Market Overview

Gold as a fragile hedge against a market drop

Gold is trading near $1840, adding 3.2% from the Jan 7 lows, as a hedge against increased financial market volatility. By comparison, the S&P500 has experienced its worst start to a year in history, losing more than 12% in that time in response to the harsh tone of US monetary policy comments.

At a point like this, we often see a divergence in the dynamics of gold and equities, which revives talk of a safe haven. However, investors should not forget that increased equity market volatility, if it lasts long enough, at some point triggers a capitulation of gold buyers.
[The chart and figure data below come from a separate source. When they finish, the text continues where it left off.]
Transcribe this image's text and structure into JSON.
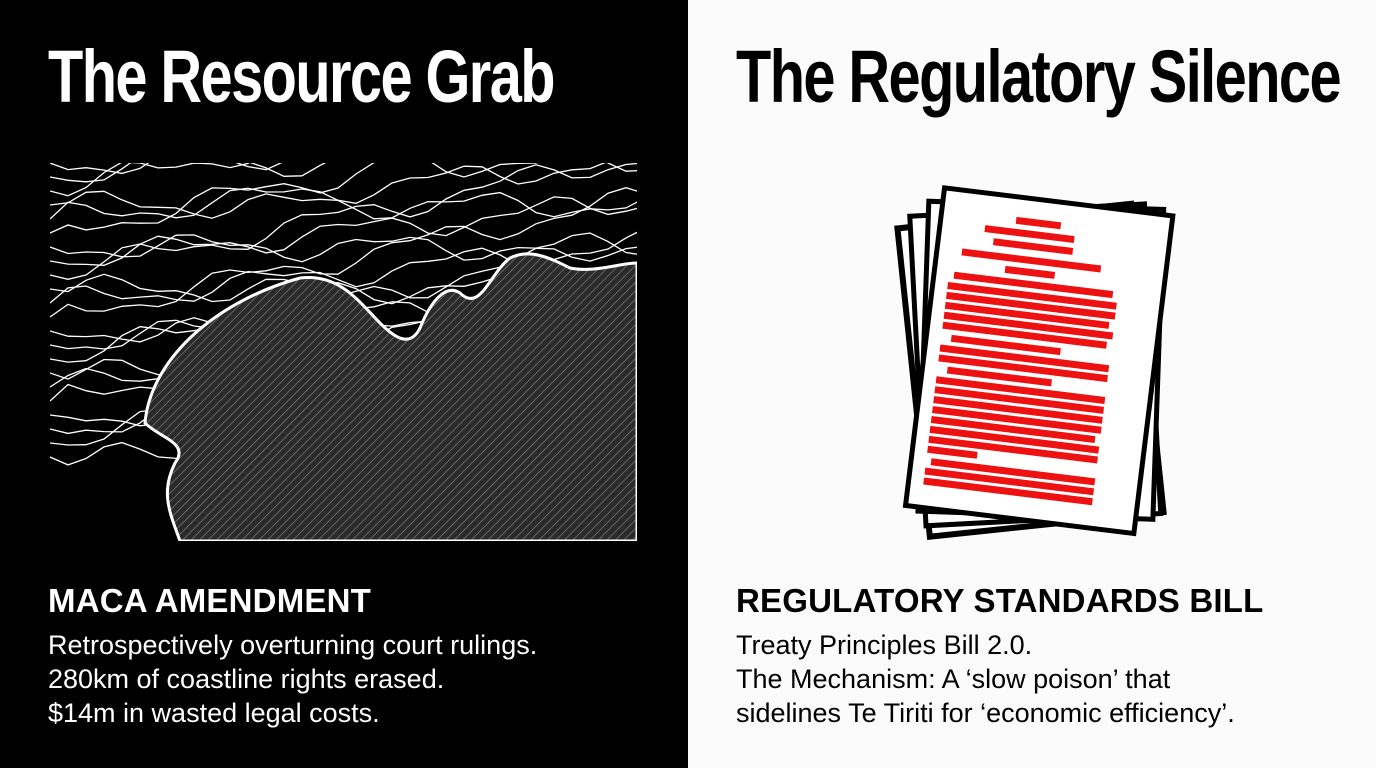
{
  "left": {
    "title": "The Resource Grab",
    "heading": "MACA AMENDMENT",
    "lines": [
      "Retrospectively overturning court rulings.",
      "280km of coastline rights erased.",
      "$14m in wasted legal costs."
    ],
    "illustration": "coastline-contour-map"
  },
  "right": {
    "title": "The Regulatory Silence",
    "heading": "REGULATORY STANDARDS BILL",
    "lines": [
      "Treaty Principles Bill 2.0.",
      "The Mechanism: A ‘slow poison’ that",
      "sidelines Te Tiriti for ‘economic efficiency’."
    ],
    "illustration": "redacted-documents-stack"
  },
  "colors": {
    "left_background": "#000000",
    "right_background": "#fbfbfb",
    "redaction": "#ee1111"
  }
}
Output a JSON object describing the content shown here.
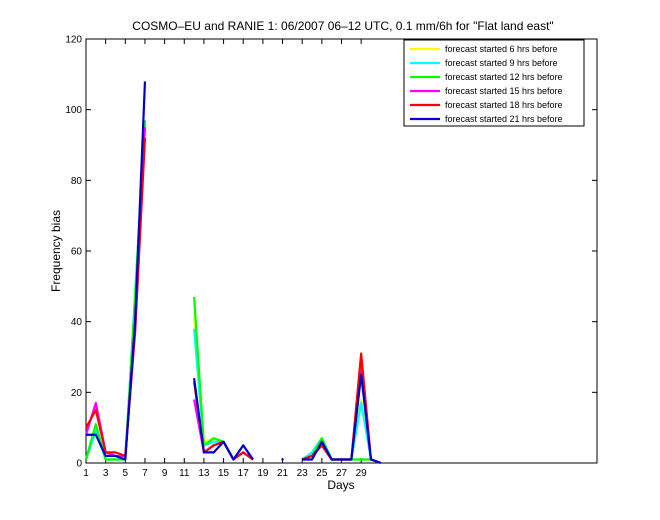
{
  "chart_data": {
    "type": "line",
    "title": "COSMO–EU and RANIE 1: 06/2007 06–12 UTC, 0.1 mm/6h for \"Flat land east\"",
    "xlabel": "Days",
    "ylabel": "Frequency bias",
    "xlim": [
      1,
      53
    ],
    "ylim": [
      0,
      120
    ],
    "xticks": [
      1,
      3,
      5,
      7,
      9,
      11,
      13,
      15,
      17,
      19,
      21,
      23,
      25,
      27,
      29
    ],
    "xtick_labels": [
      "1",
      "3",
      "5",
      "7",
      "9",
      "11",
      "13",
      "15",
      "17",
      "19",
      "21",
      "23",
      "25",
      "27",
      "29"
    ],
    "yticks": [
      0,
      20,
      40,
      60,
      80,
      100,
      120
    ],
    "ytick_labels": [
      "0",
      "20",
      "40",
      "60",
      "80",
      "100",
      "120"
    ],
    "grid": false,
    "legend_position": "top-right",
    "series": [
      {
        "name": "forecast started 6 hrs before",
        "color": "#ffff00",
        "x": [
          1,
          2,
          3,
          4,
          5,
          6,
          7,
          12,
          13,
          14,
          15,
          16,
          17,
          18,
          23,
          24,
          25,
          26,
          27,
          28,
          29,
          30,
          31
        ],
        "y": [
          1,
          9,
          1,
          1,
          1,
          47,
          95,
          42,
          6,
          7,
          6,
          1,
          3,
          1,
          1,
          3,
          7,
          1,
          1,
          1,
          18,
          1,
          0
        ]
      },
      {
        "name": "forecast started 9 hrs before",
        "color": "#00ffff",
        "x": [
          1,
          2,
          3,
          4,
          5,
          6,
          7,
          12,
          13,
          14,
          15,
          16,
          17,
          18,
          23,
          24,
          25,
          26,
          27,
          28,
          29,
          30,
          31
        ],
        "y": [
          1,
          9,
          1,
          1,
          1,
          48,
          96,
          38,
          5,
          6,
          6,
          1,
          3,
          1,
          1,
          3,
          7,
          1,
          1,
          1,
          17,
          1,
          0
        ]
      },
      {
        "name": "forecast started 12 hrs before",
        "color": "#00ff00",
        "x": [
          1,
          2,
          3,
          4,
          5,
          6,
          7,
          12,
          13,
          14,
          15,
          16,
          17,
          18,
          23,
          24,
          25,
          26,
          27,
          28,
          29,
          30,
          31
        ],
        "y": [
          1,
          11,
          1,
          1,
          1,
          47,
          97,
          47,
          5,
          7,
          6,
          1,
          3,
          1,
          1,
          2,
          7,
          1,
          1,
          1,
          1,
          1,
          0
        ]
      },
      {
        "name": "forecast started 15 hrs before",
        "color": "#ff00ff",
        "x": [
          1,
          2,
          3,
          4,
          5,
          6,
          7,
          12,
          13,
          14,
          15,
          16,
          17,
          18,
          23,
          24,
          25,
          26,
          27,
          28,
          29,
          30,
          31
        ],
        "y": [
          8,
          17,
          3,
          2,
          2,
          40,
          95,
          18,
          3,
          5,
          6,
          1,
          3,
          1,
          1,
          2,
          5,
          1,
          1,
          1,
          27,
          1,
          0
        ]
      },
      {
        "name": "forecast started 18 hrs before",
        "color": "#ff0000",
        "x": [
          1,
          2,
          3,
          4,
          5,
          6,
          7,
          12,
          13,
          14,
          15,
          16,
          17,
          18,
          23,
          24,
          25,
          26,
          27,
          28,
          29,
          30,
          31
        ],
        "y": [
          10,
          15,
          3,
          3,
          2,
          37,
          92,
          23,
          3,
          5,
          6,
          1,
          3,
          1,
          1,
          2,
          5,
          1,
          1,
          1,
          31,
          1,
          0
        ]
      },
      {
        "name": "forecast started 21 hrs before",
        "color": "#0000cc",
        "x": [
          1,
          2,
          3,
          4,
          5,
          6,
          7,
          12,
          13,
          14,
          15,
          16,
          17,
          18,
          21,
          23,
          24,
          25,
          26,
          27,
          28,
          29,
          30,
          31
        ],
        "y": [
          8,
          8,
          2,
          2,
          1,
          40,
          108,
          24,
          3,
          3,
          6,
          1,
          5,
          1,
          1,
          1,
          1,
          6,
          1,
          1,
          1,
          25,
          1,
          0
        ]
      }
    ]
  }
}
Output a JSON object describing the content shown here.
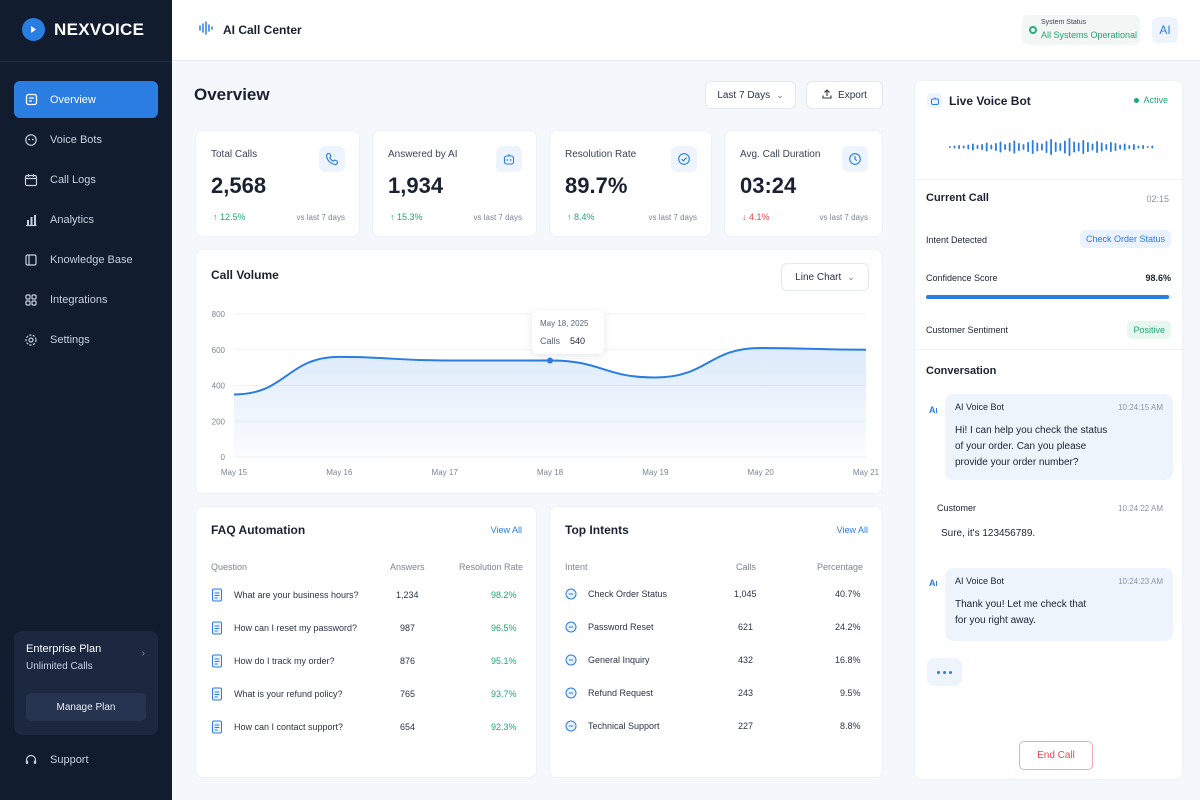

The critical question for investors now is when there is a switch between a favourable decline for gold and a real fear triggering a circular sell-off in all assets. We are looking at the performance of the yen and the franc. Both currencies are relatively protected from geopolitical risks on the Eurozone sidelines. So far, these currencies have moderately slid against the dollar, which suggests that we have not yet reached the point of reducing leverage.

This means that a relatively positive background also remains for gold, which allows us to talk about a continuation of the positive trend of the last two months for the time being.

The next central resistance area looks at $1870-1905, between the last two peaks. Among other factors, gold may be hampered by further declines in the stock indices if yesterday’s bounce attempt does not materialize today.

A move above $1900 would signal the end of a long-term correction in gold and start a new momentum of growth above $2500, which would last for up to two years. The opposite is also true. A pullback under $1800 would end the long upside attempt and the long consolidation.

The main near-term unknown is the outcome of Wednesday evening’s Fed meeting. The central bank’s statements and comments could determine the other trend of gold, supporting or, conversely, reversing the latest upside attempts.